Summary:

  • More and more, investors are deciding to put their fund investments in index funds/ETFs and moving away from managed funds.
  • Such action is based strongly on the assumption that trying to manage a portfolio of funds either by an investor himself or a fund manager will underperform an unmanaged portfolio.
  • This implies that skill in prediction of investment outcomes on average cannot consistently result in better performance than merely using low-cost indexes.
  • While true recently, managing with a long-term focus is the only way to capitalize on extreme instances of over- and undervaluation which mainly occur after many years.
  • Overachieving investors/managers will not overreact to constantly churning data; however, they will need to react, and not be passive, in the face of glaring price mismatches that occasionally develop.
  • Anyone failing to notice that index funds, along with index-based ETFs are, day-by-day, becoming the preferred investments for investors likely hasn’t been paying much attention. So it’s more important than ever to consider the question of whether portfolios still managed based on presumably skillful interventions can realistically ever hope to consistently beat portfolios run on autopilot, that is, passively managed and made up of index funds.

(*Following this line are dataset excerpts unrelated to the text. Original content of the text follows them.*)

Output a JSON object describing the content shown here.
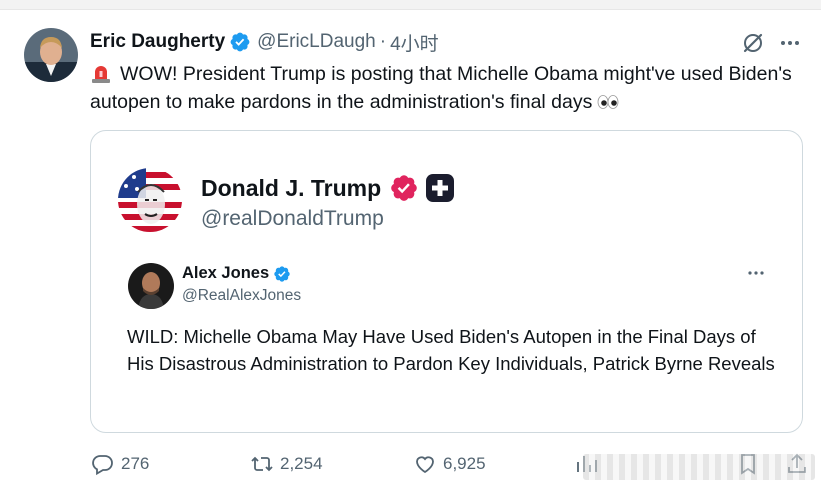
{
  "tweet": {
    "author_name": "Eric Daugherty",
    "author_handle": "@EricLDaugh",
    "separator": "·",
    "time": "4小时",
    "text": "WOW! President Trump is posting that Michelle Obama might've used Biden's autopen to make pardons in the administration's final days"
  },
  "quote": {
    "name": "Donald J. Trump",
    "handle": "@realDonaldTrump",
    "inner_post": {
      "name": "Alex Jones",
      "handle": "@RealAlexJones",
      "text": "WILD: Michelle Obama May Have Used Biden's Autopen in the Final Days of His Disastrous Administration to Pardon Key Individuals, Patrick Byrne Reveals"
    }
  },
  "actions": {
    "replies": "276",
    "reposts": "2,254",
    "likes": "6,925"
  },
  "icons": {
    "author_verified": "verified-badge-icon",
    "trump_badge": "pink-verified-badge-icon",
    "trump_plus": "plus-badge-icon",
    "jones_verified": "verified-badge-icon",
    "grok": "grok-icon",
    "more": "more-icon",
    "reply": "reply-icon",
    "retweet": "retweet-icon",
    "like": "like-icon",
    "views": "views-icon",
    "bookmark": "bookmark-icon",
    "share": "share-icon",
    "siren": "siren-emoji-icon",
    "eyes": "eyes-emoji-icon"
  },
  "colors": {
    "text": "#0f1419",
    "secondary": "#536471",
    "verified_blue": "#1d9bf0",
    "pink_badge": "#e0245e",
    "border": "#cfd9de"
  }
}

    More and more, this question seems to be spiraling toward a consensus conclusion: Managers and active investors, it is now said, are almost deluding themselves if they continue to think that they can ever hope to come out ahead long term over the currently most popular index funds that charge so little and, additionally, help to take all the pain and guesswork out of deciding where to invest.

    Therefore, as the debate becomes one-sided favoring index funds over managed ones as well as ETFs over ordinary mutual funds, many might think I am trying to defend an almost an indefensible position these days, namely, that actively managing your own portfolio, or using “old-fashioned,” managed funds, or both, can result in just as good or even better outcomes than very little activity or just using the most popular broad “total market” index funds or ETFs.